As the season has continued, we have begun to see the unraveling of Clifford DeVoe from his own hero to a villain. He began his journey with the desire for two things:
(1) To love and be with his wife
(2) To educate
Once DeVoe gained powers, he managed to hold onto these two goals for a time, but the power began to take over his priority list, along with fear as his body gave way. Desperation, bitterness, and anger took root in his heart, now he must rule. He must be the best. He must know everything. He must have power.
We have seen him go from a loving husband and decent citizen to a crazed maniac who keeps switching bodies on his poor wife. There is no greater indication of just how low DeVoe is sinking than to watch Mrs. DeVoe’s face as her husband sinks lower and lower into crazed villainy. He sees her doubts, her questions, the way she is looking at him with distaste. He no longer seeks to partner with her, she has now become another object he desires to control.

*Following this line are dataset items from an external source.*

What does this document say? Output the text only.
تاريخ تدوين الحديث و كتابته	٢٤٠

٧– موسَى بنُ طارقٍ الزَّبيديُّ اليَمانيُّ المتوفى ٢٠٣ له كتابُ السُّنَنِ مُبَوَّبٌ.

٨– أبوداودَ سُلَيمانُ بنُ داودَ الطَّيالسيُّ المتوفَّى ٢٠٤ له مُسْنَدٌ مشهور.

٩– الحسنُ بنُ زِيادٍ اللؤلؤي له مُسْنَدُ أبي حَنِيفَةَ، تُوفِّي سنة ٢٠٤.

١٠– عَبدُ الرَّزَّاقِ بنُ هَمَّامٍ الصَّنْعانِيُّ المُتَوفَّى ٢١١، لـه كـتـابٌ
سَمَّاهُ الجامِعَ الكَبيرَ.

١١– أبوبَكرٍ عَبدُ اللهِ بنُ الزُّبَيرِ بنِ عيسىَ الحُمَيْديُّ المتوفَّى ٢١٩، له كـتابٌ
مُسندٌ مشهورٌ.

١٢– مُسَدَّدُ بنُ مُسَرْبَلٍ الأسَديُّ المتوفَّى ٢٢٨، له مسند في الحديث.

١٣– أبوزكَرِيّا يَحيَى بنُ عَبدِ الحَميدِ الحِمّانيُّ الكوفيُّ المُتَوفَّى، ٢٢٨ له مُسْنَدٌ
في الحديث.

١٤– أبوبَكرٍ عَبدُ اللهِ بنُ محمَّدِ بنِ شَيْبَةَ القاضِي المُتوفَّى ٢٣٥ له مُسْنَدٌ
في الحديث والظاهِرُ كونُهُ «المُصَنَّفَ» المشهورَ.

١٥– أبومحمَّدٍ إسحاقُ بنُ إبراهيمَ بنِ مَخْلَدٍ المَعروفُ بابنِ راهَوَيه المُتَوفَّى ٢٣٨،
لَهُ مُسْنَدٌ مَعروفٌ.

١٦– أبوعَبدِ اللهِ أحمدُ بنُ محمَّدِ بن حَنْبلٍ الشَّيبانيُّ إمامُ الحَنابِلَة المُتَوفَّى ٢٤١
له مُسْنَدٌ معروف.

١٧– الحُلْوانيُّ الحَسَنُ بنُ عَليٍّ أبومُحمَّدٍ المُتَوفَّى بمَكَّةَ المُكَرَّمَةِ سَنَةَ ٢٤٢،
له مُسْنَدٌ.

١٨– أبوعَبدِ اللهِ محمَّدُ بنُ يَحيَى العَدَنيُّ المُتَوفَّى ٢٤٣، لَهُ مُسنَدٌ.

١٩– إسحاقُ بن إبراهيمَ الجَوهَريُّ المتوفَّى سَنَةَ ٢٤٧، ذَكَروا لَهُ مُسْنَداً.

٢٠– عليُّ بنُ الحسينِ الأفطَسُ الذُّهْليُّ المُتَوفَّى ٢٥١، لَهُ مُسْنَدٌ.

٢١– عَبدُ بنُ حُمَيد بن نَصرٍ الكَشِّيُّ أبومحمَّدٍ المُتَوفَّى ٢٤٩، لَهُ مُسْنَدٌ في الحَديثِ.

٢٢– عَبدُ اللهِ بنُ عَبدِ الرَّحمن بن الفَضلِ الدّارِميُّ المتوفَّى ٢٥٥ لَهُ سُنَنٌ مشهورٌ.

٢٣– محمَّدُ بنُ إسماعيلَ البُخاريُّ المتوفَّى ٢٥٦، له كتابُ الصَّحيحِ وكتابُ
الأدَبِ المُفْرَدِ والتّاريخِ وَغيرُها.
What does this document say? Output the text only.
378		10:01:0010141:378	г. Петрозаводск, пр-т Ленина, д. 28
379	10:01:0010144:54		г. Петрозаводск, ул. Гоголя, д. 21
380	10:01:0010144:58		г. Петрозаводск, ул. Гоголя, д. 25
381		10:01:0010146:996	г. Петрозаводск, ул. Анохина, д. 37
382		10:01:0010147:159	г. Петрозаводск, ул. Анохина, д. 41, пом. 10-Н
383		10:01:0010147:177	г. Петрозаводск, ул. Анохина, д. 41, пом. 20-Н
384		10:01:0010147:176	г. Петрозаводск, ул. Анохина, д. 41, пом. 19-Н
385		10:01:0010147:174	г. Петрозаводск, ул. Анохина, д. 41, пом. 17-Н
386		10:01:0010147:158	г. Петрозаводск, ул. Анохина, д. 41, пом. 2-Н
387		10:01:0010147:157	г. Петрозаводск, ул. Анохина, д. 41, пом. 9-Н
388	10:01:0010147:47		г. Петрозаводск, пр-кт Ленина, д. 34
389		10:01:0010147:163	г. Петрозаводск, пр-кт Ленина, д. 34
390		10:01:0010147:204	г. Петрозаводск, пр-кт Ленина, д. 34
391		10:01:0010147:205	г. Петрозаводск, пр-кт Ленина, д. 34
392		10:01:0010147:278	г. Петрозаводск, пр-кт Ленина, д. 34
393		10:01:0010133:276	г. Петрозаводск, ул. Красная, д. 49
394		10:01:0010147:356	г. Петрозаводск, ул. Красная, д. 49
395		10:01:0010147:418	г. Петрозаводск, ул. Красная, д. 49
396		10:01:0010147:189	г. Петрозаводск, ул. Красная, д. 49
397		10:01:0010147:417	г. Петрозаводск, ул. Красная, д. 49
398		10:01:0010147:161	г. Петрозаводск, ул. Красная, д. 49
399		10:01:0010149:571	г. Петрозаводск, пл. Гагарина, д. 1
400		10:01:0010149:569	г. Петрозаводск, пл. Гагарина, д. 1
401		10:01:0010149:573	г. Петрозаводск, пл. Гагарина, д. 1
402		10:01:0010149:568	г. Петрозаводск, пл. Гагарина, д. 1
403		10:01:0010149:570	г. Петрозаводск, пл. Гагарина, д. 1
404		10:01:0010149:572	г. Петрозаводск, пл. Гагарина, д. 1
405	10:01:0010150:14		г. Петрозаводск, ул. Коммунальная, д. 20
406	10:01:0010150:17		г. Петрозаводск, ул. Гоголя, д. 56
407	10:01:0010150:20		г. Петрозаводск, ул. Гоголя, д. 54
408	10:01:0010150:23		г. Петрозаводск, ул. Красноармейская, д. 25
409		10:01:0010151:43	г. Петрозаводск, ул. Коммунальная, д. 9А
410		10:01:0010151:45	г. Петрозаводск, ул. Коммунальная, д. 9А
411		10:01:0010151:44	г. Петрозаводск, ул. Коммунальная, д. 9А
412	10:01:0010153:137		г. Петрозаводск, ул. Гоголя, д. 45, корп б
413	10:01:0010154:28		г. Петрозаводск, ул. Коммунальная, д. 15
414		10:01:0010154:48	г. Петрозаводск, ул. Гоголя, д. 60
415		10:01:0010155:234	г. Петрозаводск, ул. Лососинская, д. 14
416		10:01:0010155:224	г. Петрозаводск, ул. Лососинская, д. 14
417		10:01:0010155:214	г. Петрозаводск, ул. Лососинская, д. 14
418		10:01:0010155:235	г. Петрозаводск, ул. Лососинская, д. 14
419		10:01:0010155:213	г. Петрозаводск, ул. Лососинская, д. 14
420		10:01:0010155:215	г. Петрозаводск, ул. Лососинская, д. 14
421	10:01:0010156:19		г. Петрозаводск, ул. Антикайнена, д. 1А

Barry has lost himself at times, but it was always remembering the PEOPLE he loved that brought him back around. He welcomes and builds up the strength of others, even if they surpass his own in some aspects. West-Allen is so powerful because both Barry and Iris know they are at their best when the other person is thriving and strong.
DeVoe has lost sight of all the people, even his most beloved person, Marlize DeVoe, in his desire for control. He is rotting from the inside out.
It is said that we are all “the heroes of our own story”. This rings incredibly true in this season of The Flash. This season isn’t about the villain changing Barry, it’s about showing the heart of Barry and what makes him different from other people with “good intentions”.
Barry Allen and DeVoe may share a few similarities, but in the end one will fall to ruin, and the other will rise even higher. Why? It’s simple, Barry has never been about the power, he’s always been about the people. And people last. Power does not.
Barry invests in the people around him, and that is why he will win, because he is not alone. DeVoe has invested so heavily in his power that it has destroyed the people around him and himself in the process.
I applaud The Flash writers for taking a different approach with their internal and external conflict this season. Even though I am sure we are not done with Barry evolving as a hero, or with speedster villains, it was nice to explore a different side of The Flash and his dark alternatives.